Update docs about permissions required for managing dependabot-related secrets

[r7kamura]

Why:

Historically, it was already possible to manage secrets via the REST API with Write permissions, even though the GitHub web interface did not provide a UI for it at the time. Recently, the web UI has also been updated to allow secret management directly.
(As of October 16, 2025, it appears that the current UI has an issue where, if there are no Dependabot secrets yet, the link to the page for adding them is not displayed. However, it is still possible to access and manage Dependabot secrets by directly entering the page’s URL)

According to the following documentation, users with Write permission can now manage repository secrets:

• https://docs.github.com/en/organizations/managing-user-access-to-your-organizations-repositories/managing-repository-roles/repository-roles-for-an-organization#permissions-for-each-role

This update to the documentation appears to have been made in the following pull request:

• Repo sync #32565

Based on these facts, the current explanation stating that Owner or Admin permissions are required is no longer accurate.
I’d like to propose updating the description to reflect the actual behavior — namely, that Write permissions are sufficient to manage Dependabot-related secrets.

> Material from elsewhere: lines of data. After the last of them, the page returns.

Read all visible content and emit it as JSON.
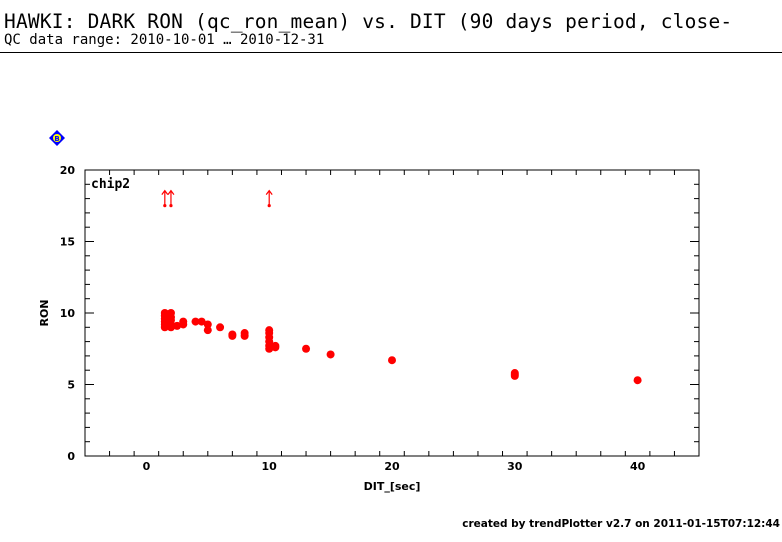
{
  "header": {
    "title": "HAWKI: DARK RON (qc_ron_mean) vs. DIT (90 days period, close-",
    "subtitle": "QC data range: 2010-10-01 … 2010-12-31"
  },
  "footer": {
    "text": "created by trendPlotter v2.7 on 2011-01-15T07:12:44"
  },
  "colors": {
    "data": "#ff0000",
    "marker_blue": "#0000ff",
    "marker_yellow": "#ffff00",
    "axis": "#000000"
  },
  "marker_icon": {
    "name": "blue-diamond-icon",
    "letter": "B"
  },
  "chart_data": {
    "type": "scatter",
    "panel_label": "chip2",
    "xlabel": "DIT_[sec]",
    "ylabel": "RON",
    "xlim": [
      -5,
      45
    ],
    "ylim": [
      0,
      20
    ],
    "xticks": [
      0,
      10,
      20,
      30,
      40
    ],
    "yticks": [
      0,
      5,
      10,
      15,
      20
    ],
    "series": [
      {
        "points": [
          [
            1.5,
            9.0
          ],
          [
            1.5,
            9.2
          ],
          [
            1.5,
            9.4
          ],
          [
            1.5,
            9.6
          ],
          [
            1.5,
            9.8
          ],
          [
            1.5,
            10.0
          ],
          [
            2.0,
            9.0
          ],
          [
            2.0,
            9.2
          ],
          [
            2.0,
            9.5
          ],
          [
            2.0,
            9.7
          ],
          [
            2.0,
            10.0
          ],
          [
            2.5,
            9.1
          ],
          [
            3.0,
            9.2
          ],
          [
            3.0,
            9.4
          ],
          [
            4.0,
            9.4
          ],
          [
            4.5,
            9.4
          ],
          [
            5.0,
            8.8
          ],
          [
            5.0,
            9.2
          ],
          [
            6.0,
            9.0
          ],
          [
            7.0,
            8.4
          ],
          [
            7.0,
            8.5
          ],
          [
            8.0,
            8.4
          ],
          [
            8.0,
            8.6
          ],
          [
            10.0,
            7.5
          ],
          [
            10.0,
            7.7
          ],
          [
            10.0,
            8.0
          ],
          [
            10.0,
            8.3
          ],
          [
            10.0,
            8.6
          ],
          [
            10.0,
            8.8
          ],
          [
            10.5,
            7.6
          ],
          [
            10.5,
            7.7
          ],
          [
            13.0,
            7.5
          ],
          [
            15.0,
            7.1
          ],
          [
            20.0,
            6.7
          ],
          [
            30.0,
            5.6
          ],
          [
            30.0,
            5.7
          ],
          [
            30.0,
            5.8
          ],
          [
            40.0,
            5.3
          ]
        ]
      }
    ],
    "outliers_above": [
      {
        "x": 1.5,
        "y": 18.0
      },
      {
        "x": 2.0,
        "y": 18.0
      },
      {
        "x": 10.0,
        "y": 18.0
      }
    ]
  }
}
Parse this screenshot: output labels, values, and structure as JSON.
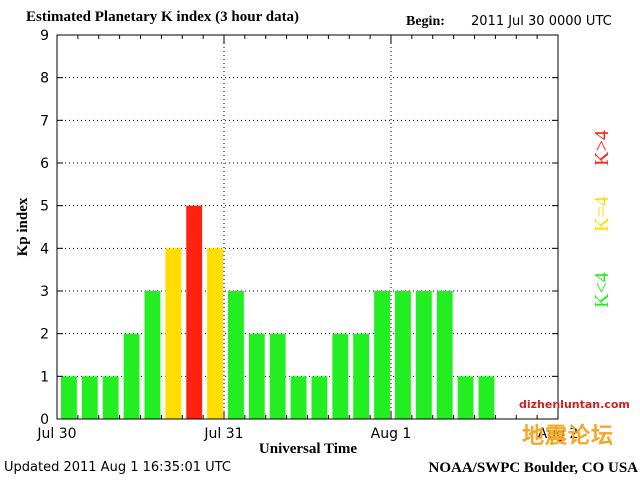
{
  "header": {
    "title": "Estimated Planetary K index (3 hour data)",
    "begin_label": "Begin:",
    "begin_value": "2011 Jul 30 0000 UTC"
  },
  "footer": {
    "updated": "Updated 2011 Aug  1 16:35:01 UTC",
    "credit": "NOAA/SWPC Boulder, CO USA"
  },
  "watermark": {
    "url": "dizhenluntan.com",
    "text": "地震论坛"
  },
  "colors": {
    "low": "#22ee22",
    "moderate": "#ffdd00",
    "high": "#ff2211"
  },
  "chart_data": {
    "type": "bar",
    "xlabel": "Universal Time",
    "ylabel": "Kp index",
    "ylim": [
      0,
      9
    ],
    "yticks": [
      "0",
      "1",
      "2",
      "3",
      "4",
      "5",
      "6",
      "7",
      "8",
      "9"
    ],
    "x_tick_labels": [
      "Jul 30",
      "Jul 31",
      "Aug 1",
      "Aug 2"
    ],
    "grid": true,
    "legend": [
      {
        "label": "K<4",
        "color": "#22ee22"
      },
      {
        "label": "K=4",
        "color": "#ffdd00"
      },
      {
        "label": "K>4",
        "color": "#ff2211"
      }
    ],
    "values": [
      1,
      1,
      1,
      2,
      3,
      4,
      5,
      4,
      3,
      2,
      2,
      1,
      1,
      2,
      2,
      3,
      3,
      3,
      3,
      1,
      1
    ]
  }
}
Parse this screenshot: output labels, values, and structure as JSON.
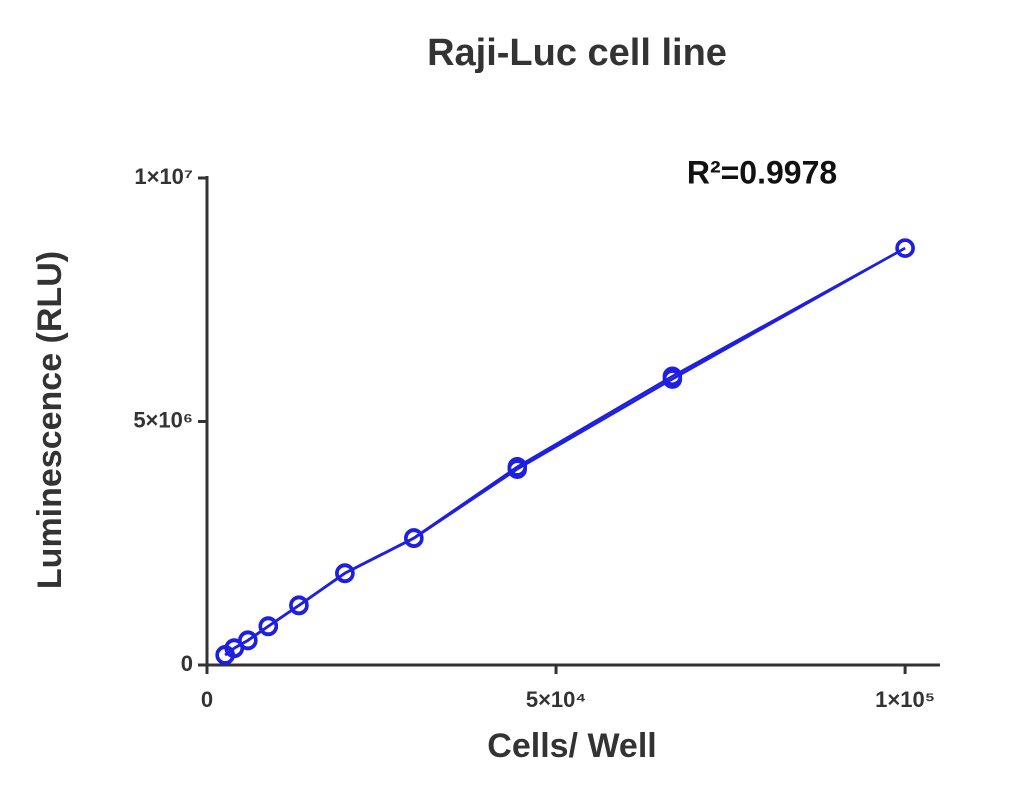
{
  "chart_data": {
    "type": "line",
    "title": "Raji-Luc cell line",
    "annotation": "R²=0.9978",
    "x_label": "Cells/ Well",
    "y_label": "Luminescence (RLU)",
    "x": [
      100000,
      66667,
      44444,
      29630,
      19753,
      13169,
      8779,
      5853,
      3902,
      2601
    ],
    "series": [
      {
        "color": "#1f1fe0",
        "values": [
          8560000,
          5930000,
          4070000,
          2610000,
          1890000,
          1230000,
          800000,
          510000,
          350000,
          210000
        ]
      },
      {
        "color": "#1f1fe0",
        "values": [
          8560000,
          5870000,
          4020000,
          2600000,
          1880000,
          1220000,
          790000,
          500000,
          340000,
          200000
        ]
      }
    ],
    "xlim": [
      0,
      105000
    ],
    "xticks": [
      0,
      {
        "value": 50000,
        "label": "5×10⁴"
      },
      {
        "value": 100000,
        "label": "1×10⁵"
      }
    ],
    "ylim": [
      0,
      10000000
    ],
    "yticks": [
      0,
      {
        "value": 5000000,
        "label": "5×10⁶"
      },
      {
        "value": 10000000,
        "label": "1×10⁷"
      }
    ],
    "grid": false
  }
}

I verified this behavior in an organization repository where I have Write permission.
I haven’t tested it in a personal repository, so there’s a chance my understanding might not be entirely accurate in that case.
Reviewers are likely more familiar with the details here, so I’d appreciate it if you could double-check whether write permission is also sufficient for personal repositories.

What's being changed (if available, include any code snippets, screenshots, or gifs):

I’ve updated the description, which previously stated that Owner or Admin permissions were required to create secrets, to now indicate that Write permission is sufficient.

Check off the following:

• A subject matter expert (SME) has reviewed the technical accuracy of the content in this PR. In most cases, the author can be the SME. Open source contributions may require an SME review from GitHub staff.
• The changes in this PR meet the docs fundamentals that are required for all content.
• All CI checks are passing and the changes look good in the review environment.

[welcome]

Thanks for opening this pull request! A GitHub docs team member should be by to give feedback soon. In the meantime, please check out the contributing guidelines.

[Copilot]

Pull Request Overview

This PR updates documentation to accurately reflect the current permissions required for managing Dependabot-related repository secrets. The change corrects outdated information that stated owner/admin permissions were required, updating it to reflect that write access is now sufficient for both personal and organization repositories.

• Updates permission requirements from "owner" or "admin" to "write" access
• Simplifies the language by consolidating personal and organization repository requirements
• Aligns documentation with current GitHub functionality where write access allows secret management

---

_{Tip: Customize your code reviews with copilot-instructions.md. Create the file or learn how to get started.}

[github-actions]

How to review these changes 👓

Thank you for your contribution. To review these changes, choose one of the following options:

• Spin up a codespace
• Set up a local development environment

A Hubber will need to deploy your changes internally to review.

Table of review links

Note: Please update the URL for your staging server or codespace.

The table shows the files in the content directory that were changed in this pull request. This helps you review your changes on a staging server. Changes to the data directory are not included in this table.

Source	Review	Production	What Changed
code-security/dependabot/working-with-dependabot/configuring-access-to-private-registries-for-dependabot.md	fpt ghec ghes@ 3.18 3.17 3.16 3.15 3.14	fpt ghec ghes@ 3.18 3.17 3.16 3.15 3.14	from reusable

Key: fpt: Free, Pro, Team; ghec: GitHub Enterprise Cloud; ghes: GitHub Enterprise Server

🤖 This comment is automatically generated.

[Sharra-writes]

@r7kamura Thanks for opening a PR! I'm reasonably sure this change is correct, but I'll check with the Dependabot team to make sure!

Edit: Sorry, I didn't mean Dependabot. It's getting late here. I don't remember which team we were working with on this, but it's definitely on my project board somewhere.